Earlier this month, the Stars Foundation - in partnership with the Bill & Melinda Gates Foundation, Charities Aid Foundation, GlobalGiving UK, the Pears Foundation, and the Guardian - launched the Fund the Front Line campaign. The campaign highlights the work of small to medium sized charities and NGOs on the frontlines of international development. It also encourages donors, of all types, to support vetted organisations with unrestricted funding.
Initiatives like Fund the Front Line are important because they force the donor community to have discussions around how best to fund. The contents of the campaign's microsite (currently live on the Guardian - you can find it here) provide all of us in philanthropy, fundraising and international development with an arena to discuss the need and significance of unrestricted funding; an important discussion and debate, particularly at this point in time, when the competition for funds has never been fiercer.
Unrestricted giving is ultimately about trust. The trust a donor has that their funds will be used in whatever way is best to carry out the mission and activities of the organisation they support. Now this could mean paying staff (for without them, there would be no organisation), paying the costs associated directly with a particular programme, or investing in a new initiative. Ask any charity, NGO or social enterprise what is the best type of donation or philanthropic gift they can receive and odds are that unrestricted giving is their answer.
So if unrestricted giving is the most helpful and desired type of donation, why do so many donors - whether institutional or individual - choose to restrict their funds? In other words, if you trust someone and their organisation enough to give them money, why would you not trust them enough to let them do whatever they think is best, or most needed, with that money?
Over the years, I've advised many individuals, foundations and companies on their philanthropic giving. I've helped individuals articulate their philanthropic ambitions, advised foundations on how best to diversify their funding portfolios and worked with both small and large businesses to think more strategically about their philanthropy and CSR. I think that the answer to the above question boils down to trust.

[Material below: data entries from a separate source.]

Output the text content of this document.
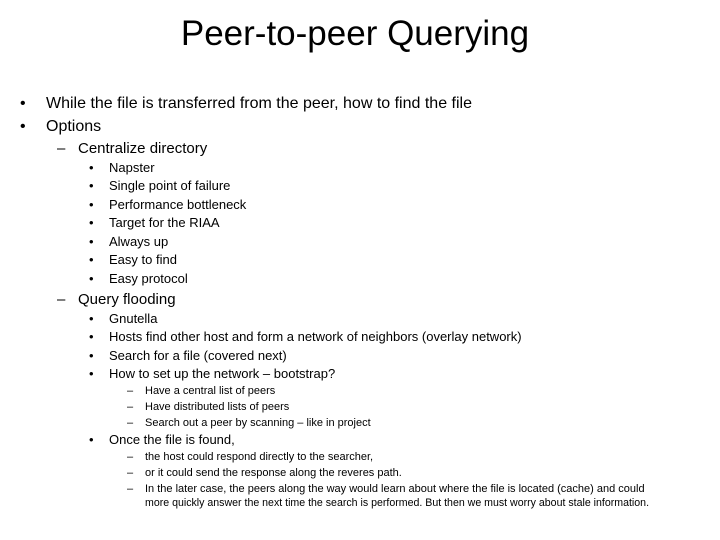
Peer-to-peer Querying
• While the file is transferred from the peer, how to find the file
• Options
– Centralize directory
• Napster
• Single point of failure
• Performance bottleneck
• Target for the RIAA
• Always up
• Easy to find
• Easy protocol
– Query flooding
• Gnutella
• Hosts find other host and form a network of neighbors (overlay network)
• Search for a file (covered next)
• How to set up the network – bootstrap?
– Have a central list of peers
– Have distributed lists of peers
– Search out a peer by scanning – like in project
• Once the file is found,
– the host could respond directly to the searcher,
– or it could send the response along the reveres path.
– In the later case, the peers along the way would learn about where the file is located (cache) and could
more quickly answer the next time the search is performed. But then we must worry about stale information.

When a donor is new to giving or new to a particular organisation, they more often than not lack the trust that their money will be used effectively. This is a completely understandable position. After all, we all know stories about charitable waste, corruption, etc. However, as Muna Wehbe, CEO of the Stars Foundation, rightly points out: "unrestricted is not unaudited."
An informed donor, just like an informed investor, spends time understanding the history, mission, activities and impact of the organisation(s) they support. Now, not all of us have the time or the money to do site visits (even if a programme is just on the other side of town) or to get to know the staff of an organisation. But, I would argue, that never before has it been easier to learn about and compare an organisation's effectiveness and impact, as well as dig up any negative publicity. Before you donate to anyone, read their latest annual reports and have a close look at who else supports them. If you choose to give them money, ask yourself how your gift can best support the organisation and their cause.
It's not fair to only put this burden on the donor. Many organisations themselves need to get better at communicating their impact to, and cultivating their relationships with, their donors. Trust is a two-way street, and organisations need to be better at connecting with their donors in meaningful ways - it's a competitive funding climate, and if you are not building trust with your donors, someone else might be.